Over the past several years, and particularly during the COVID-19 pandemic, opioid use disorder has been taking a significant toll on Canadians. According to the Public Health Agency of Canada, between January 2016 and December 2021, more than 29,000 people in Canada died from apparent opioid toxicity, and more than 30,000 hospitalizations were related to opioids.
As evidence has grown in recent years about the risk of opioid use, health care providers are being more careful and deliberate in prescribing opioids to reduce the risk that patients will become long-term opioid users. But this has been a particular challenge in orthopedic surgery.
Research has found that orthopedic surgeons prescribe more opioids than any other surgical specialty. Most patients receive an opioid prescription after surgery, often for more than they need.
“Recovery from these surgeries can be very painful, and as surgeons, there’s a fear that you’re sending patients home with not enough pain control and that they may end up in a pain crisis,” says Dr. Aaron Gazendam, an orthopedic surgery resident at McMaster University. “There’s also been a lack of high-quality research to prove that we can manage this pain without a lot of opioids.”
While working on a Master of Science in Health Research Methodology at McMaster during his residency, he co-led a clinical trial to examine the effectiveness of an opioid-sparing post-operative pain protocol following arthroscopic shoulder and knee surgery.
“Previous research has shown that there is a pretty strong correlation with that initial opioid prescription and the proportion of people who go on to develop chronic use,” says Dr. Gazendam. “We wanted to do an impactful study, and we felt that the results could be implemented after the study to support patients beyond those enrolled in trial.”
In 2021, Dr. Gazendam received a PSI Resident Research Grant to support the Non-Opioid Prescriptions after Arthroscopic Surgery in Canada (NO PAin) randomized controlled trial.
The research team, which included orthopedic surgeons and residents, enrolled 200 patients from three clinical sites in Canada who were undergoing outpatient shoulder or knee arthroscopic surgery. The patients were randomly assigned to one of two groups: the control group received the same prescriptions for opioids that they would typically receive outside of a trial, while the experimental, or “opioid-sparing,” group received a prescription for non-steroidal anti-inflammatories (NSAIDs) and acetaminophen, a “rescue prescription” for a small number of opioid pills they could fill if needed, and education about the risks of opioid medications.
At two and six weeks after the surgeries, the research team asked the patients how many opioid pills they used, how much pain they had, and how satisfied they were with their pain control.
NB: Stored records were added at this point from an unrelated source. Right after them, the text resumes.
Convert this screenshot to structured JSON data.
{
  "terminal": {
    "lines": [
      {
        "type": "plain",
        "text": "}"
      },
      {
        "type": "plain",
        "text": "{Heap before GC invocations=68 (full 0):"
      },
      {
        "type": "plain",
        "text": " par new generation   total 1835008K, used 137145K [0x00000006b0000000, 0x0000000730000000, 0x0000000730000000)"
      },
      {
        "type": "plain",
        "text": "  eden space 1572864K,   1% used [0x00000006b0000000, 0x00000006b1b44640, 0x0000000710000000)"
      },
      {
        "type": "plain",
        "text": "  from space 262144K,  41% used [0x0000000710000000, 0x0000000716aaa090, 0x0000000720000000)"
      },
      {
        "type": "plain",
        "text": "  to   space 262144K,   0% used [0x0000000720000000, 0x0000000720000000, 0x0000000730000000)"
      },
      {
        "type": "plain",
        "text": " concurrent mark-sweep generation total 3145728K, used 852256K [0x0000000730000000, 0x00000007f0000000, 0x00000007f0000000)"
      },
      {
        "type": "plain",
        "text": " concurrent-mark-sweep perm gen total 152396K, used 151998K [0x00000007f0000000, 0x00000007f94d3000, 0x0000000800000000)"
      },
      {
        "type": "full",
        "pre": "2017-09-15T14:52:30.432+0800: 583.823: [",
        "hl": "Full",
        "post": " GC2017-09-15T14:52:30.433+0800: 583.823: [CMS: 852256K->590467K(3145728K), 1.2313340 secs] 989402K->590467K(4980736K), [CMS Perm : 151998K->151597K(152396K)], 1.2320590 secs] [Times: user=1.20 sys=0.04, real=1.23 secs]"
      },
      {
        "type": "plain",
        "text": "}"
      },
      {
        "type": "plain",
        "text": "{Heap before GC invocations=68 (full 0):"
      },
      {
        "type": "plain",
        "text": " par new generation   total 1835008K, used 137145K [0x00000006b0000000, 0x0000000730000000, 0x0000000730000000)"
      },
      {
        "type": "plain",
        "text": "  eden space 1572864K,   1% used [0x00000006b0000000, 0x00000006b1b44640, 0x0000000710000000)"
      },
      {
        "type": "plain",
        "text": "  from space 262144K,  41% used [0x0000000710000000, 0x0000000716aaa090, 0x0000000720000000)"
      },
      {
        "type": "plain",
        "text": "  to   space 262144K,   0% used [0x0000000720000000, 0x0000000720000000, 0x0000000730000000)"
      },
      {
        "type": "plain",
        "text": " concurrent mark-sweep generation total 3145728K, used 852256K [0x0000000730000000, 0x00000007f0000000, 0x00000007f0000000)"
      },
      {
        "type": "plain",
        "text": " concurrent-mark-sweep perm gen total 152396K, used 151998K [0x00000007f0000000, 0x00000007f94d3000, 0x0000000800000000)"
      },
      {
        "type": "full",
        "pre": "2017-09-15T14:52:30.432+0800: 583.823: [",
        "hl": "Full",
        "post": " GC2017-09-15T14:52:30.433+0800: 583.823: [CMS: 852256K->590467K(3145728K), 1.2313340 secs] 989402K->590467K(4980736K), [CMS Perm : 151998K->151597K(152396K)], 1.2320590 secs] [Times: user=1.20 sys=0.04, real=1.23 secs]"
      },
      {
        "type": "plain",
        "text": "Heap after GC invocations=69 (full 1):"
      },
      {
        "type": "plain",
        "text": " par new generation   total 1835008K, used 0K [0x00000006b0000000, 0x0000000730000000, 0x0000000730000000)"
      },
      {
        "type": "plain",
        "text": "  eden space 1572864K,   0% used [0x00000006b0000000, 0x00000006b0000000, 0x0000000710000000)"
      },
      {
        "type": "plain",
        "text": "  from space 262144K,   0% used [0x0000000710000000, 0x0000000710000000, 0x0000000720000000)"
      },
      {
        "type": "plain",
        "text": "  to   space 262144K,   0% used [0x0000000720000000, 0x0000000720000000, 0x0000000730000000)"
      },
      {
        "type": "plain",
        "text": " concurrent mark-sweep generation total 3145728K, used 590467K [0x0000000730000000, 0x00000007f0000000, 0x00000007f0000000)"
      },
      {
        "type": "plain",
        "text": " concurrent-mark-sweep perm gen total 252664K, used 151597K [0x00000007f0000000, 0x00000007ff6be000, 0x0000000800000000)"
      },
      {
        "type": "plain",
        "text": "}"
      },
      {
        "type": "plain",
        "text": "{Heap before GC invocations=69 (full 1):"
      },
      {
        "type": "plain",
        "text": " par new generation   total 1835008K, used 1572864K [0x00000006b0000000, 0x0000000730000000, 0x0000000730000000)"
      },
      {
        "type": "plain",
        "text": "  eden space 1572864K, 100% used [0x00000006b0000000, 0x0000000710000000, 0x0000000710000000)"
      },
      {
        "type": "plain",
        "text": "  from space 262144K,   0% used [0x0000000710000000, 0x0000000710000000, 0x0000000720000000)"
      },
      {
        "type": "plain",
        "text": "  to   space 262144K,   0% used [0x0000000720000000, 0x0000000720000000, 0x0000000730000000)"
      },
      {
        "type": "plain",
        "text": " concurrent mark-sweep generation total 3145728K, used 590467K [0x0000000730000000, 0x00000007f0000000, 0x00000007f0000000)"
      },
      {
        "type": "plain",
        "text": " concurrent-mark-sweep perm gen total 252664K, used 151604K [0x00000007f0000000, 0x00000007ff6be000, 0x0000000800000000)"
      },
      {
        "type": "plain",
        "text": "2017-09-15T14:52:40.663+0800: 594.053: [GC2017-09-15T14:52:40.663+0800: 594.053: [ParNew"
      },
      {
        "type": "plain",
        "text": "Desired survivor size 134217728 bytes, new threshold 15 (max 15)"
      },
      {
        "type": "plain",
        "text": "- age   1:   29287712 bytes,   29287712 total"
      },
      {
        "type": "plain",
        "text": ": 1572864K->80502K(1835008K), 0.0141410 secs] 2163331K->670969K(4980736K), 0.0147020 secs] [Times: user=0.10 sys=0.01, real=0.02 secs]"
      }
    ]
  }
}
They found that patients in the opioid-sparing group were prescribed and consumed significantly fewer opioids than the control group, yet patient-reported pain and patient satisfaction with pain control were not significantly different between the two groups. Importantly, only two people in the opioid-sparing group needed a refill on their opioid prescription, demonstrating that the opioid-sparing protocol was an effective way to manage pain.
“We included patients who were having major surgeries like ACL reconstruction and rotator cuff repairs, so we were in uncharted territory and unsure of how many refills we were going to get during the study,” says Dr. Gazendam. “Leaving patients without access to adequate pain control is a major concern for surgeons, so the fact that only a couple of people needed to refill their opioid prescription was a pleasant surprise.”
The research team now plans to publish the results and work with orthopedic and arthroscopy associations to develop guidelines and position statements that provide evidence-based information about pain management.
As Dr. Gazendam finishes his residency, he plans to specialize in orthopedic oncology and continue studying opioid use in oncology patients, who have very different medication needs and opioid use.
“The question for this project came directly out of our clinical experiences with patients. Being able to investigate questions that come up clinically that have little or no evidence is very rewarding,” says Dr. Gazendam. “The funding from PSI for the NO PAin trial has given me the opportunity to do meaningful and hopefully impactful research that I wouldn’t have had the opportunity to do otherwise.”